Maku recalled that Yakowa and Azazi were full of life throughout the burial ceremony of Oronto Douglas’s father, oblivious of the fact that death was lurking around.
Good people don’t last –Jonathan
In his tribute, President Jonathan observed that unlike the case of typical Nigerian politicians, Yakowa did not attract too many negative comments while alive.
He described the day of the crash as a black Saturday in the country.
“Yakowa was a different class of politician. Most of us who are politicians exploit religious sentiments to divide Nigerians for our own selfish gains. We exploit the North/South divide to divide Nigerians for our selfish gains.
“But Yakowa was very different.

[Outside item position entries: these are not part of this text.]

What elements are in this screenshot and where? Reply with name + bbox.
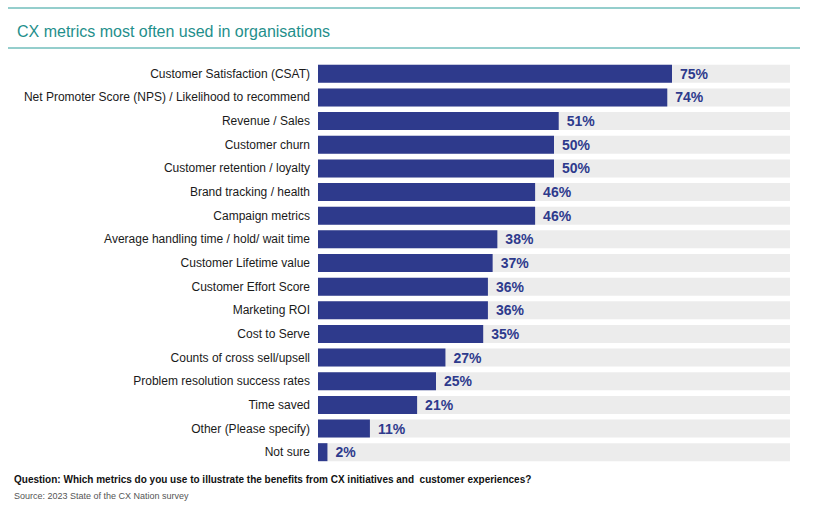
svg-text:35%: 35%: [491, 326, 520, 342]
svg-text:Source: 2023 State of the CX N: Source: 2023 State of the CX Nation surv…: [14, 491, 189, 501]
svg-text:Marketing ROI: Marketing ROI: [233, 303, 310, 317]
svg-text:50%: 50%: [562, 160, 591, 176]
svg-text:2%: 2%: [335, 444, 356, 460]
svg-text:Question: Which metrics do you: Question: Which metrics do you use to il…: [14, 474, 531, 485]
svg-text:27%: 27%: [453, 350, 482, 366]
svg-text:Time saved: Time saved: [248, 398, 310, 412]
svg-text:Cost to Serve: Cost to Serve: [237, 327, 310, 341]
svg-text:Not sure: Not sure: [265, 445, 311, 459]
svg-text:Counts of cross sell/upsell: Counts of cross sell/upsell: [171, 351, 310, 365]
svg-text:37%: 37%: [501, 255, 530, 271]
svg-text:11%: 11%: [378, 421, 406, 437]
svg-text:Customer Effort Score: Customer Effort Score: [192, 280, 311, 294]
svg-text:46%: 46%: [543, 184, 572, 200]
svg-text:21%: 21%: [425, 397, 454, 413]
svg-text:Average handling time / hold/: Average handling time / hold/ wait time: [104, 232, 310, 246]
svg-text:50%: 50%: [562, 137, 591, 153]
svg-text:74%: 74%: [675, 89, 704, 105]
svg-text:Other (Please specify): Other (Please specify): [191, 422, 310, 436]
svg-text:38%: 38%: [505, 231, 534, 247]
svg-text:Customer retention / loyalty: Customer retention / loyalty: [164, 161, 310, 175]
svg-text:Revenue / Sales: Revenue / Sales: [222, 114, 310, 128]
svg-text:75%: 75%: [680, 66, 709, 82]
svg-text:Customer churn: Customer churn: [225, 138, 310, 152]
svg-text:46%: 46%: [543, 208, 572, 224]
svg-text:36%: 36%: [496, 279, 525, 295]
svg-text:Net Promoter Score (NPS) / Lik: Net Promoter Score (NPS) / Likelihood to…: [24, 90, 310, 104]
svg-text:Problem resolution success rat: Problem resolution success rates: [133, 374, 310, 388]
svg-text:Customer Satisfaction (CSAT): Customer Satisfaction (CSAT): [150, 67, 310, 81]
svg-text:25%: 25%: [444, 373, 473, 389]
svg-text:CX metrics most often used in: CX metrics most often used in organisati…: [17, 23, 330, 40]
svg-text:Campaign metrics: Campaign metrics: [213, 209, 310, 223]
svg-text:51%: 51%: [567, 113, 596, 129]
svg-text:Customer Lifetime value: Customer Lifetime value: [181, 256, 311, 270]
svg-text:36%: 36%: [496, 302, 525, 318]
svg-text:Brand tracking / health: Brand tracking / health: [190, 185, 310, 199]
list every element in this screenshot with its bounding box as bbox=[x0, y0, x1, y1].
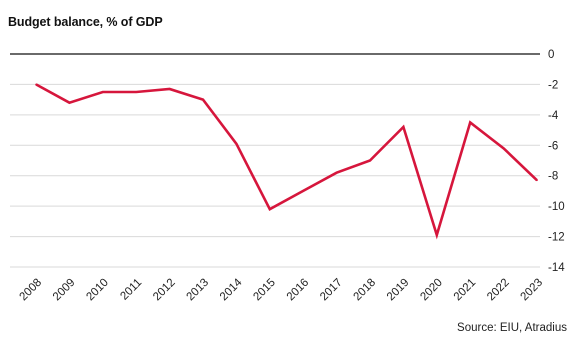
x-tick-label: 2012 bbox=[151, 277, 178, 304]
data-point bbox=[68, 101, 71, 104]
y-tick-label: -2 bbox=[548, 79, 558, 91]
y-tick-label: -12 bbox=[548, 232, 565, 244]
x-tick-label: 2011 bbox=[118, 277, 144, 303]
x-tick-label: 2018 bbox=[352, 277, 379, 304]
y-tick-label: -4 bbox=[548, 110, 559, 122]
series-lines bbox=[35, 83, 538, 240]
data-point bbox=[135, 91, 137, 93]
data-point bbox=[269, 208, 271, 210]
x-tick-label: 2016 bbox=[285, 277, 312, 304]
data-point bbox=[302, 190, 305, 192]
x-tick-label: 2023 bbox=[519, 277, 546, 304]
y-tick-label: -6 bbox=[548, 140, 558, 152]
data-point bbox=[235, 142, 238, 145]
y-axis-ticks: 0 -2 -4 -6 -8 -10 -12 -14 bbox=[548, 49, 565, 274]
y-tick-label: -14 bbox=[548, 262, 565, 274]
data-point bbox=[469, 121, 472, 124]
data-point bbox=[35, 83, 37, 86]
data-point bbox=[536, 179, 538, 182]
x-tick-label: 2009 bbox=[51, 277, 78, 304]
data-point bbox=[102, 91, 104, 93]
x-tick-label: 2022 bbox=[485, 277, 512, 304]
x-tick-label: 2020 bbox=[418, 277, 445, 304]
x-axis-ticks: 2008 2009 2010 2011 2012 2013 2014 2015 2016 2017… bbox=[18, 276, 546, 303]
x-tick-label: 2014 bbox=[218, 276, 245, 303]
data-point bbox=[202, 98, 204, 101]
data-point bbox=[402, 126, 405, 128]
y-tick-label: -8 bbox=[548, 171, 558, 183]
gridlines bbox=[10, 53, 540, 268]
series-line bbox=[35, 83, 538, 240]
x-tick-label: 2013 bbox=[185, 277, 212, 304]
chart-title: Budget balance, % of GDP bbox=[8, 15, 163, 29]
x-tick-label: 2010 bbox=[84, 277, 111, 304]
x-tick-label: 2008 bbox=[18, 277, 45, 304]
y-tick-label: -10 bbox=[548, 201, 565, 213]
x-tick-label: 2021 bbox=[452, 277, 479, 304]
data-point bbox=[369, 159, 371, 162]
x-tick-label: 2019 bbox=[385, 277, 412, 304]
data-point bbox=[436, 234, 438, 236]
y-tick-label: 0 bbox=[548, 49, 554, 61]
data-point bbox=[502, 147, 505, 150]
source-note: Source: EIU, Atradius bbox=[457, 322, 567, 334]
data-point bbox=[168, 88, 171, 90]
x-tick-label: 2015 bbox=[251, 277, 278, 304]
x-tick-label: 2017 bbox=[318, 277, 345, 304]
data-point bbox=[335, 171, 338, 174]
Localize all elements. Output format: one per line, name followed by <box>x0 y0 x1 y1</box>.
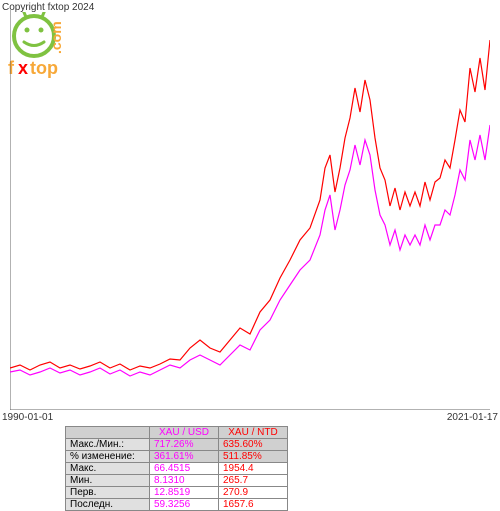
table-row-value1: 66.4515 <box>150 463 219 475</box>
price-chart <box>10 10 490 410</box>
x-axis-end-date: 2021-01-17 <box>447 412 498 423</box>
table-header-empty <box>66 427 150 439</box>
table-row-value2: 511.85% <box>219 451 288 463</box>
table-row-value1: 8.1310 <box>150 475 219 487</box>
table-row-value1: 717.26% <box>150 439 219 451</box>
table-row-label: % изменение: <box>66 451 150 463</box>
table-row-label: Макс. <box>66 463 150 475</box>
stats-table: XAU / USD XAU / NTD Макс./Мин.:717.26%63… <box>65 426 288 511</box>
table-row-value2: 635.60% <box>219 439 288 451</box>
table-row-label: Последн. <box>66 499 150 511</box>
table-row-value1: 59.3256 <box>150 499 219 511</box>
table-row-value1: 12.8519 <box>150 487 219 499</box>
table-row-value1: 361.61% <box>150 451 219 463</box>
table-header-series1: XAU / USD <box>150 427 219 439</box>
table-row-label: Мин. <box>66 475 150 487</box>
table-row-label: Перв. <box>66 487 150 499</box>
table-row-value2: 1954.4 <box>219 463 288 475</box>
table-row-label: Макс./Мин.: <box>66 439 150 451</box>
table-row-value2: 1657.6 <box>219 499 288 511</box>
x-axis-start-date: 1990-01-01 <box>2 412 53 423</box>
table-row-value2: 265.7 <box>219 475 288 487</box>
table-row-value2: 270.9 <box>219 487 288 499</box>
table-header-series2: XAU / NTD <box>219 427 288 439</box>
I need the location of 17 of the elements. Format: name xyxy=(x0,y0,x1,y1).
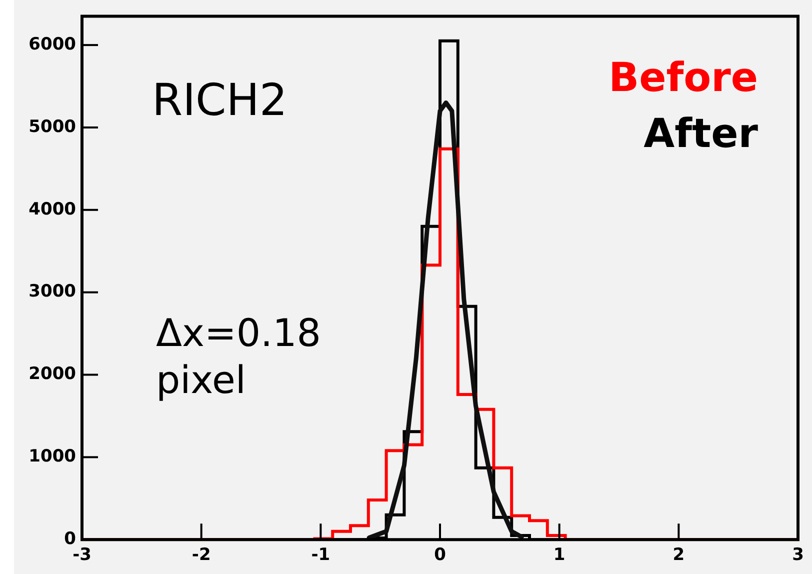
y-tick-label: 5000 xyxy=(28,116,76,137)
x-tick-label: -2 xyxy=(192,545,211,566)
annotation: pixel xyxy=(156,358,246,402)
y-tick-label: 6000 xyxy=(28,34,76,54)
y-tick-label: 2000 xyxy=(28,364,76,384)
y-tick-label: 3000 xyxy=(28,282,76,302)
y-tick-label: 1000 xyxy=(28,446,76,467)
text: After xyxy=(644,111,758,158)
x-tick-label: -1 xyxy=(311,545,330,566)
text: Before xyxy=(608,55,758,102)
y-tick-label: 4000 xyxy=(28,199,76,220)
x-tick-label: 0 xyxy=(434,545,446,566)
x-tick-label: 1 xyxy=(553,545,566,566)
x-tick-label: 3 xyxy=(792,545,804,566)
x-tick-label: 2 xyxy=(672,545,685,566)
annotation: RICH2 xyxy=(152,75,288,126)
annotation: Δx=0.18 xyxy=(156,311,321,355)
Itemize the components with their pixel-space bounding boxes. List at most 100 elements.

He was a gentleman who believed in the unity of this country,” the President said.
Describing Azazi as somebody who meant well for the country, Jonathan said his relationship with the former NSA dated back to when he was deputy governor in Bayelsa State and Azazi was the Director, Military Intelligence.
He said, “Sometimes, people wonder why good people die. It is quite touching. Both of them touched our lives; they worked for this country. We pay condolences to their families, the families of their aides, the family of the pilot as well as the family of the co-pilot.
“The Honourable Minister (Godsday Orubebe) just told us that Azazi has a 90-year-old mother. Can you imagine how a 90-year-old mother will mourn a son who did very well and rose to become a four-star General in the Nigerian Army?”